Dikatakan Saldi, konstitusi menahbiskan MK untuk mengontrol UU yang dibuat oleh pembentuk UU dalam hal ini DPR dan Presiden. Pada titik tertentu, kesepakatan antara eksekutif dan legislatif memungkinkan adanya kepentingan warga negara yang dilanggar. Ada kepentingan negara yang dilanggar.
“Oleh karena itu, dibuatlah jenis cabang baru yang kemudian bisa mengoreksi kemungkinan itu. Di sistem kita, itu dilakukan oleh MK,” terangnya lagi.
Hukum Acara MK
Hakim Konstitusi Suhartoyo dalam ceramahnya mengatakan apa pun persoalan yang ada di depan mata kita, betapa posisi kebenaran kita di situ, tetapi apabila kita tidak mengetahui hukum acara, maka tidak dapat mencapai kemenangan.
“Betatapun hebatnya seorang legal drafting ketika ditemukan ada UU yang ada masalah kemudian masalah tidak diantarkan dengan hukum acara yang dikuasai, maka tidak bisa dikoreksi oleh MK,” terang Suhartoyo.

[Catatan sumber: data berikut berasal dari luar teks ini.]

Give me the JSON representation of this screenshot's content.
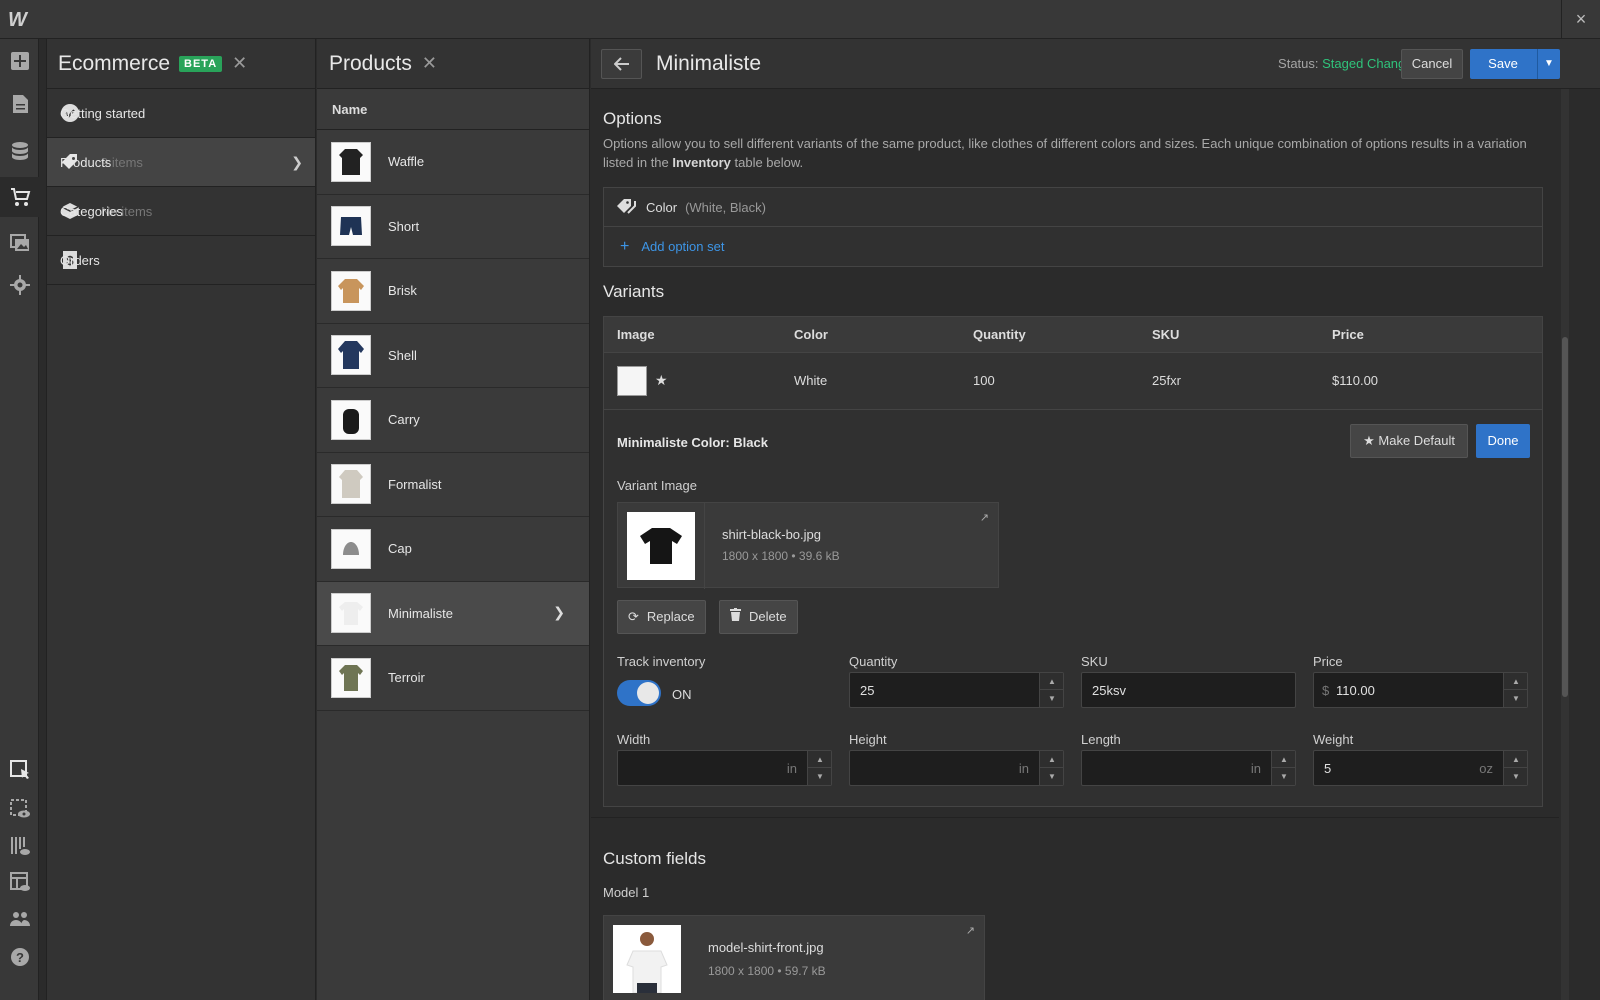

Lebih lanjut Suhartoyo menerangkan dua model atau dua objek pengujian UU di MK. Pertama, pengujian formil yang berkaitan dengan proses pembentukan undang-undang dan hal-hal lain yang tidak termasuk pengujian materiil. Kedua, pengujian materiil sebagai pengujian undang-undang yang berkenaan dengan substansi undang-undang yang dianggap bertentangan dengan UUD 1945.
Selanjutnya, kata Suhartoyo menjelaskan yang dapat mengajukan sebagai Pemohon dalam perkara pengujian UU di MK yaitu perorangan warga negara, kesatuan masyarakat hukum adat, badan hukum publik atau privat, serta lembaga negara. Suhartoyo juga menjelaskan mengenai pemberian kuasa untuk persidangan di MK. Pemohon dan atau Termohon dapat didampingi atau diwakili kuasa hukum, sedangkan badan hukum publik atau privat bisa didampingi kuasa atau menunjuk kuasa.

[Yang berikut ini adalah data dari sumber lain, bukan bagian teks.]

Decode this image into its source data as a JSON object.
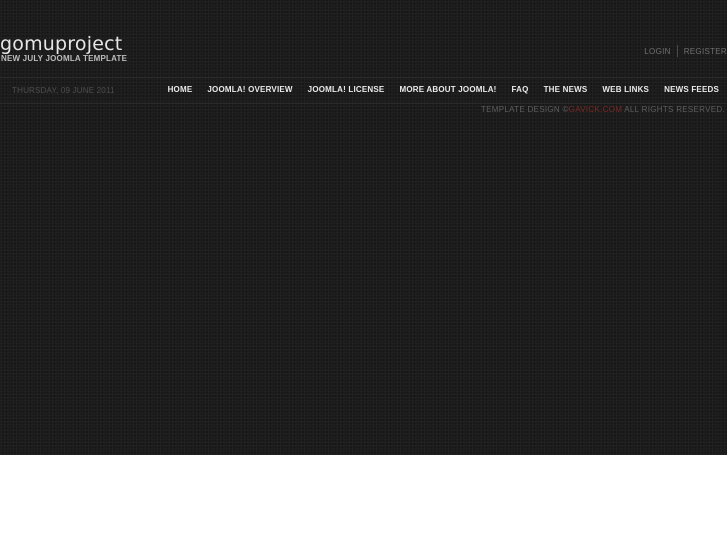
{
  "header": {
    "logo_text": "GOMUPROJECT",
    "tagline": "NEW JULY JOOMLA TEMPLATE"
  },
  "userlinks": {
    "login": "LOGIN",
    "register": "REGISTER"
  },
  "navbar": {
    "date": "THURSDAY, 09 JUNE 2011",
    "menu": [
      "HOME",
      "JOOMLA! OVERVIEW",
      "JOOMLA! LICENSE",
      "MORE ABOUT JOOMLA!",
      "FAQ",
      "THE NEWS",
      "WEB LINKS",
      "NEWS FEEDS"
    ]
  },
  "footer": {
    "prefix": "TEMPLATE DESIGN ©",
    "brand": "GAVICK.COM",
    "suffix": "ALL RIGHTS RESERVED."
  },
  "colors": {
    "background": "#1b1b1b",
    "brand_accent": "#7a2a24"
  }
}
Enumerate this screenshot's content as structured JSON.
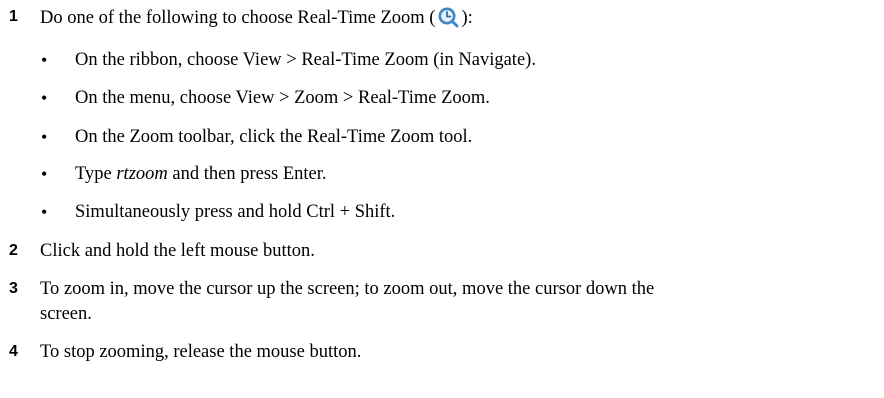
{
  "steps": [
    {
      "number": "1",
      "text_before_icon": "Do one of the following to choose Real-Time Zoom (",
      "icon": "realtime-zoom-icon",
      "text_after_icon": "):",
      "bullets": [
        "On the ribbon, choose View > Real-Time Zoom (in Navigate).",
        "On the menu, choose View > Zoom > Real-Time Zoom.",
        "On the Zoom toolbar, click the Real-Time Zoom tool."
      ],
      "typed_bullet": {
        "before": "Type ",
        "command": "rtzoom",
        "after": " and then press Enter."
      },
      "last_bullet": "Simultaneously press and hold Ctrl + Shift."
    },
    {
      "number": "2",
      "text": "Click and hold the left mouse button."
    },
    {
      "number": "3",
      "line1": "To zoom in, move the cursor up the screen; to zoom out, move the cursor down the",
      "line2": "screen."
    },
    {
      "number": "4",
      "text": "To stop zooming, release the mouse button."
    }
  ],
  "bullet_glyph": "•",
  "colors": {
    "icon_ring": "#3f86c6",
    "icon_fill": "#e8f1fa",
    "text": "#000000"
  }
}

Kuasa hukum dalam persidangan MK tidak harus advokat. Esensinya agar memberi kemudahan pada access to justice untuk masyarakat yang memang tidak mampu untuk membayar advokat, sepanjang yang bersangkutan menguasai dengan baik Hukum Acara MK. Selain itu, di MK dikenal adanya pendamping yang mengerti Hukum Acara MK, sepanjang bisa membantu kepentingan-kepentingan prinsipal dengan membuat surat keterangan kepada MK.

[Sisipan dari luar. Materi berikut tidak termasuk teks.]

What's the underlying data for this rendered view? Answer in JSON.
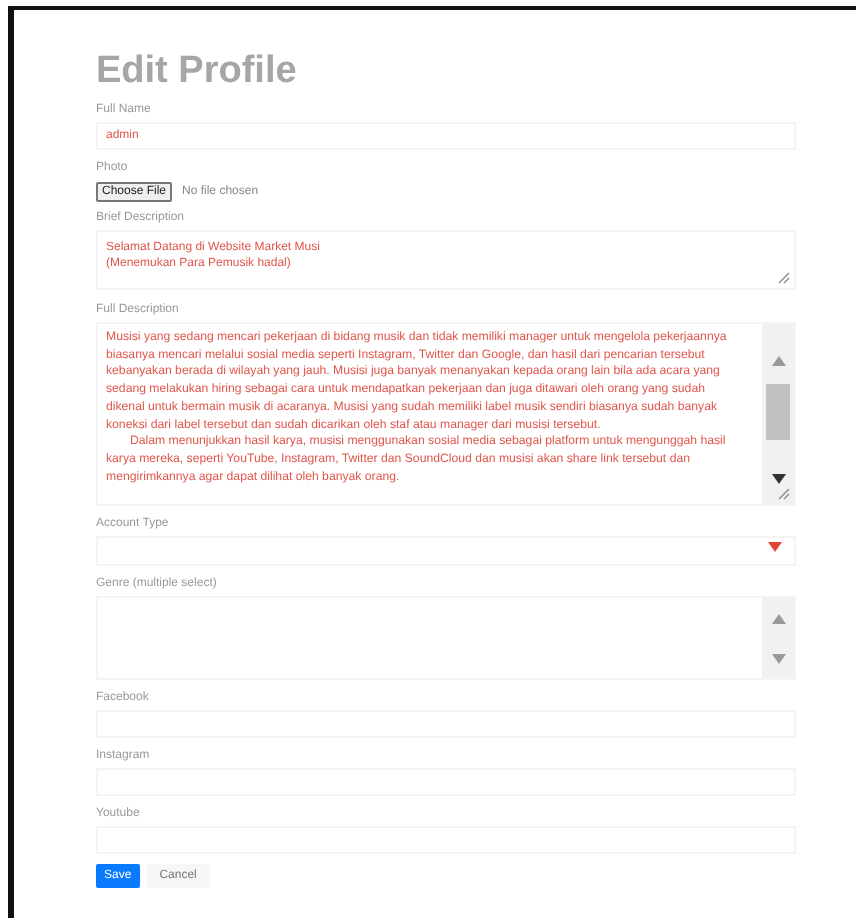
{
  "title": "Edit Profile",
  "fields": [
    {
      "kind": "text",
      "label": "Full Name",
      "value": "admin"
    },
    {
      "kind": "file",
      "label": "Photo",
      "button": "Choose File",
      "status": "No file chosen"
    },
    {
      "kind": "textarea",
      "label": "Brief Description",
      "lines": [
        "Selamat Datang di Website Market Musi",
        "(Menemukan Para Pemusik hadal)"
      ]
    },
    {
      "kind": "longtext",
      "label": "Full Description",
      "paragraphs": [
        "Musisi yang sedang mencari pekerjaan di bidang musik dan tidak memiliki manager untuk mengelola pekerjaannya biasanya mencari melalui sosial media seperti Instagram, Twitter dan Google, dan hasil dari pencarian tersebut kebanyakan berada di wilayah yang jauh. Musisi juga banyak menanyakan kepada orang lain bila ada acara yang sedang melakukan hiring sebagai cara untuk mendapatkan pekerjaan dan juga ditawari oleh orang yang sudah dikenal untuk bermain musik di acaranya. Musisi yang sudah memiliki label musik sendiri biasanya sudah banyak koneksi dari label tersebut dan sudah dicarikan oleh staf atau manager dari musisi tersebut.",
        "Dalam menunjukkan hasil karya, musisi menggunakan sosial media sebagai platform untuk mengunggah hasil karya mereka, seperti YouTube, Instagram, Twitter dan SoundCloud dan musisi akan share link tersebut dan mengirimkannya agar dapat dilihat oleh banyak orang."
      ]
    },
    {
      "kind": "select",
      "label": "Account Type"
    },
    {
      "kind": "multiselect",
      "label": "Genre (multiple select)"
    },
    {
      "kind": "text",
      "label": "Facebook"
    },
    {
      "kind": "text",
      "label": "Instagram"
    },
    {
      "kind": "text",
      "label": "Youtube"
    }
  ],
  "buttons": [
    {
      "label": "Save",
      "kind": "primary"
    },
    {
      "label": "Cancel",
      "kind": "secondary"
    }
  ]
}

Mengenai sistematika permohonan, ungkap Suhartoyo, terdiri atas identitas Pemohon, Kewenangan Mahkamah, kedudukan hukum, posita, petitum. Sedangkan permohonan untuk berperkara ke MK dapat dilakukan secara luring (offline) maupun secara online (daring).
Penulis: Utami Argawati.
Editor: Nur R.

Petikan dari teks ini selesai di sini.